たしかにオレはね、色々観えたり聴こえたり…するんだよ。
だからってさ、見ず知らずのヤツにアドバイスなんか求めるなっていう話だよ」
「その通り。オレはあんたの話など信じぬ!!カーッカッカッカッ!!」
「オレはね、大切な人生を人に預けちゃうようなヤツらより、アンタみたいなアホのほうが好きだよ。

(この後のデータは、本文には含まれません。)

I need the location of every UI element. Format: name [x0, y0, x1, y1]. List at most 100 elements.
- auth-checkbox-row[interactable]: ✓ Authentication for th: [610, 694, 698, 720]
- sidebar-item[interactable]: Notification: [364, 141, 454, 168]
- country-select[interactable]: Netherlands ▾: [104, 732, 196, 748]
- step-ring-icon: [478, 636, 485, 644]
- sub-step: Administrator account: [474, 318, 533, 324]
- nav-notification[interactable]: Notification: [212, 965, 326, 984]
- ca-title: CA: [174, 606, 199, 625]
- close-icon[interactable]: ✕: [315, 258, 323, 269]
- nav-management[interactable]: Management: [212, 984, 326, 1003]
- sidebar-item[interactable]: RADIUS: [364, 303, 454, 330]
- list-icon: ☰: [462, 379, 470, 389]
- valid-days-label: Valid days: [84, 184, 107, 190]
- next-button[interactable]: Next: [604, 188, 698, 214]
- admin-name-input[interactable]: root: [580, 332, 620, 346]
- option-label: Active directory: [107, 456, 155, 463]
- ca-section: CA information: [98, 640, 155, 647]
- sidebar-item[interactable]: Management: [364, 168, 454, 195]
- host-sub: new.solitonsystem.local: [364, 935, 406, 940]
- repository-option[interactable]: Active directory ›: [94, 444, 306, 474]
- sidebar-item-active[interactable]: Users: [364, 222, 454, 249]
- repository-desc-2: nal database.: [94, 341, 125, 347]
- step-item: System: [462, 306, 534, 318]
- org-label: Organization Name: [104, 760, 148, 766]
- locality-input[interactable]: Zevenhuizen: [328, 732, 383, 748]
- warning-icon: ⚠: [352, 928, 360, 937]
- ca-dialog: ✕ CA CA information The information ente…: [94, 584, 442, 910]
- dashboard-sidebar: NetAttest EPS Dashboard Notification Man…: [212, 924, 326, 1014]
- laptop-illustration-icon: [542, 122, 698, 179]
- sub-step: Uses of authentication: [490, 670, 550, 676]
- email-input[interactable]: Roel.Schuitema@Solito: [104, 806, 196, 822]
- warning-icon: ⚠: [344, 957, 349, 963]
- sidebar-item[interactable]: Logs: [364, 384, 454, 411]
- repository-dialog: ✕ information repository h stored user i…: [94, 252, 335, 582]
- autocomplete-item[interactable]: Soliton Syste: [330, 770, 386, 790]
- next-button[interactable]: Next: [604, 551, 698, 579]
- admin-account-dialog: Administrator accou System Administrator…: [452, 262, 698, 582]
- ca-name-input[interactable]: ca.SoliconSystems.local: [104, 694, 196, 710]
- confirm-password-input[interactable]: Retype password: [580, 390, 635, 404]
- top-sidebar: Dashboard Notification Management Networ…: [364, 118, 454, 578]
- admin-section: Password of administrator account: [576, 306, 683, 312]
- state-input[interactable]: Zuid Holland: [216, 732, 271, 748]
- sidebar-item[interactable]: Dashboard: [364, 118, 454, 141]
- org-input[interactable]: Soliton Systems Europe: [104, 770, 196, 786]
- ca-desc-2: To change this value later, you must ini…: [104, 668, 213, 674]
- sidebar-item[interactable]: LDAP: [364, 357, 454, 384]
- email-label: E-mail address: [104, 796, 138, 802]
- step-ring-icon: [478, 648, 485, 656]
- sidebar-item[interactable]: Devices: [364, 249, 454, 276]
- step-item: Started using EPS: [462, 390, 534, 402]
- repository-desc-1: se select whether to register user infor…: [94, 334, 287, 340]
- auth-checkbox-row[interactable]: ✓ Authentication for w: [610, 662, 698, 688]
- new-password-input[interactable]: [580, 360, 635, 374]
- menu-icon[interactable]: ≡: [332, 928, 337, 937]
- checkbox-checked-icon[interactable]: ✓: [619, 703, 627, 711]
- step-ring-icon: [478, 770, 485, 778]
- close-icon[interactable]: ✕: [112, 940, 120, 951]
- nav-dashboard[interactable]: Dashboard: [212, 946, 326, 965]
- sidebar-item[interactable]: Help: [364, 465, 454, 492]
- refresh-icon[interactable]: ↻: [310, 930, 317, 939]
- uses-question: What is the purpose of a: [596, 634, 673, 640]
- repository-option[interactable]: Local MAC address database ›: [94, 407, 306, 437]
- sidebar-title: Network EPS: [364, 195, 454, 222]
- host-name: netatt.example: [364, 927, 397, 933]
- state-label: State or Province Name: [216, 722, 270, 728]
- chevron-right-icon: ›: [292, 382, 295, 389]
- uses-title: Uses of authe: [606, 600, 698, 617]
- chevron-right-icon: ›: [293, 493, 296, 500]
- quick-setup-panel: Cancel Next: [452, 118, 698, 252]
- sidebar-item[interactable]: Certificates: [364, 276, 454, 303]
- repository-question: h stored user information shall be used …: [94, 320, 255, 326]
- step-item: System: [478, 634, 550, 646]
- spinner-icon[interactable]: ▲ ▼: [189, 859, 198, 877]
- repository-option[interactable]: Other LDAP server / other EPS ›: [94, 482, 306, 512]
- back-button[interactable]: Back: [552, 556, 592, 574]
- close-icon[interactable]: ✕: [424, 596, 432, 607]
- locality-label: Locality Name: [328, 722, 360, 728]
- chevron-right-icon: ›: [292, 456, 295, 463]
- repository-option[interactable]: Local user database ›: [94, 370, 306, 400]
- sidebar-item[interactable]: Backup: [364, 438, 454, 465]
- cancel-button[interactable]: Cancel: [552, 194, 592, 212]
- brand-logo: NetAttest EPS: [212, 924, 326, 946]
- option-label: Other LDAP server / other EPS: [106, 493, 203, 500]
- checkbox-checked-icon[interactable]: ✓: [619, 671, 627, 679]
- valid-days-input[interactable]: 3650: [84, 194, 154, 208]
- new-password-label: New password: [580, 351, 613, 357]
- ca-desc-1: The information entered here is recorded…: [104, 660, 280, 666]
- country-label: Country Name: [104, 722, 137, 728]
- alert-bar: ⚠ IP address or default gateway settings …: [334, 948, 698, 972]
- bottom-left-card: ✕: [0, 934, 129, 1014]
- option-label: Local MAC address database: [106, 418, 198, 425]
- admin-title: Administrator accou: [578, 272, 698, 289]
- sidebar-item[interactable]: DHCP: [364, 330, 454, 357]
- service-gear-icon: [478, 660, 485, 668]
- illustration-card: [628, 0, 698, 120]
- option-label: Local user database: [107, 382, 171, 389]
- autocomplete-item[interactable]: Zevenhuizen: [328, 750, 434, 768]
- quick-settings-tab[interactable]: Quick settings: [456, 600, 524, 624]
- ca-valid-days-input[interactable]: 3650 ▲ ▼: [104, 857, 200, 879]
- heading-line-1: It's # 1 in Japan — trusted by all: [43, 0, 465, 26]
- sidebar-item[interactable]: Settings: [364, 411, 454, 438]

それに、軸のないヤツがどんなアドバイスをもらったってうまくなんかいくもんか。
なんのための人生だ?そんなに失敗が怖いのかね?
そもそも知らない人を信じちゃいけないって子供の時に習っただろうに」
「本当にな。今の日本人は骨抜きばかりだ。
使命なんて探すもんじゃない。己で決めるものだ!!」
するとオーナーはノブナガの顔をじーっと見つめた。
「ところで…近いうちにアンタに「スサノオの難」が降りかかるよ」
「スサノオの難?なんじゃそりゃ。
さっきも言ったが、オレはお前の言うことなど信じぬ」
「ふーん、まぁ、いいけど」
ノブナガは店を出てトイレに向かった。その時のことだ。
グニュ
「うお!なんだこの気持ちの悪い感触は?」
ノブナガは恐る恐る足元を見た。
「こ、これは…
ま、まさか…
犬の…
ク、クソではないかっ!!」
その時、ノブナガの頭に「スサノオの難」というオーナーの言葉が蘇った。
「スサノオと言えば、神聖な神殿にクソを撒くという…そんな罪を犯したことがあったな…
アイツの言った「スサノオの難」とはもしやこれのことでは…」
ノブナガは頭を振った。
「いや、今はそれどころではない!
早くクソを洗い流さなくては…このザマではとても聖ちゃんのところへは戻れぬ」
ノブナガは店を離れ、水道を探す旅に出た。